What value does Bankman-Fried have after society collapses? He’s not a charismatic type that inspires loyalty. No matter how select his circle of friends, as soon as there is a disagreement about who is going to wash the dishes or unclog the waste disposal system, he’ll be deposed.
As a hacker, I have a certain sympathy for post-apocalyptic fiction, stories about how once the old order collapses, that we can finally be free of its constraints. But when you walk through the problems, it just doesn’t work. Too much law-and-order is a problem, but so is too little. So many of the good things we take for granted come from order: like clean water, sewers, roads, people stopping at stoplights, people not showing up at your house and robbing you at gunpoint. The post-apocalyptic fiction conveniently leave out the important bits, like how your lazy neighbor comes in the night to steal the radishes from your garden.
I have a rural property that’s nominally off-the-grid, sufficient on solar panel, battery, well water, septic field, endless supply of firewood, lake teaming with catfish, a garden, and a Starlink uplink to the Internet that includes cell phone service. But the surrounding area is full of families with neer-do-well kids happy to live in an old school bus on their parents property. When society collapses, I’d better have stocked up on a lot of ammo to defend my garden.

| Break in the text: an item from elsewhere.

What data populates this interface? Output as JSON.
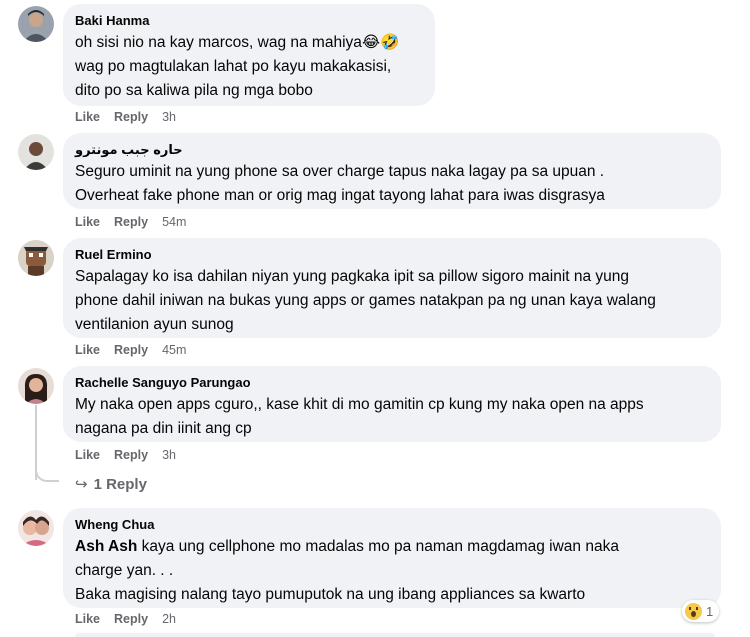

One of the classic ethics problems in post-apocalyptic fiction is that after the end, only the complete bastards will survive. In the mad scramble for the last tins of canned food, only those willing to be vile will survive. No good person is going to end up being in control of the bunker.
Sam Bankman-Fried is a useless toad in the society we have now. There’s no bunker that will shelter him in the collapse of civilization. His best strategy is to find some merc leader, stick them in command, and hope do IT work maintaining the hardware for scraps of food.

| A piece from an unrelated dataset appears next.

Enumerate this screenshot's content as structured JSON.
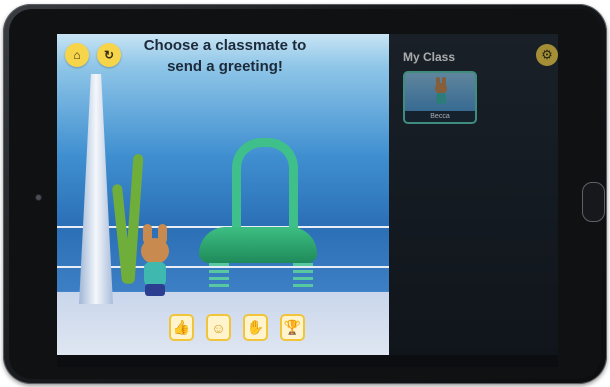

The question of how to maintain power goes back to antiquity. Of course Putin is very familiar with it. He lived through the collapse of the Soviet Union, and has kept power for decades now. He's obviously quite skilled at whatever's necessary (which is not to say he's invulnerable, but whatever happens in the future, he managed to survive for a long time).
Note "Network neutrality" is a terrible example here, since the dispute was exactly that both sides thought a lot of money could change hands during the potential time-lag until the supposed "self-regulation" worked out, if it ever did. It was really amusing in a way. There were the big ISP's saying "We think we can extract a lot of money from Google, etc, and we want to try it". And there was Google, etc saying "We think the big ISP's can extract a lot of money from us, and we don't want them to even try it". Then there were the ideologues saying "Both of you enormous sets of companies are completely wrong, the Free Market makes it impossible to happen!" The business ecosystem changed enough to moot the original dispute. But it sure wasn't due to "self-regulation" in any typical sense of the word.
Anyway, I doubt Sam Bankman-Fried is an idiot on this matter, though I could be wrong. It would seem like an obvious question that someone could ask him.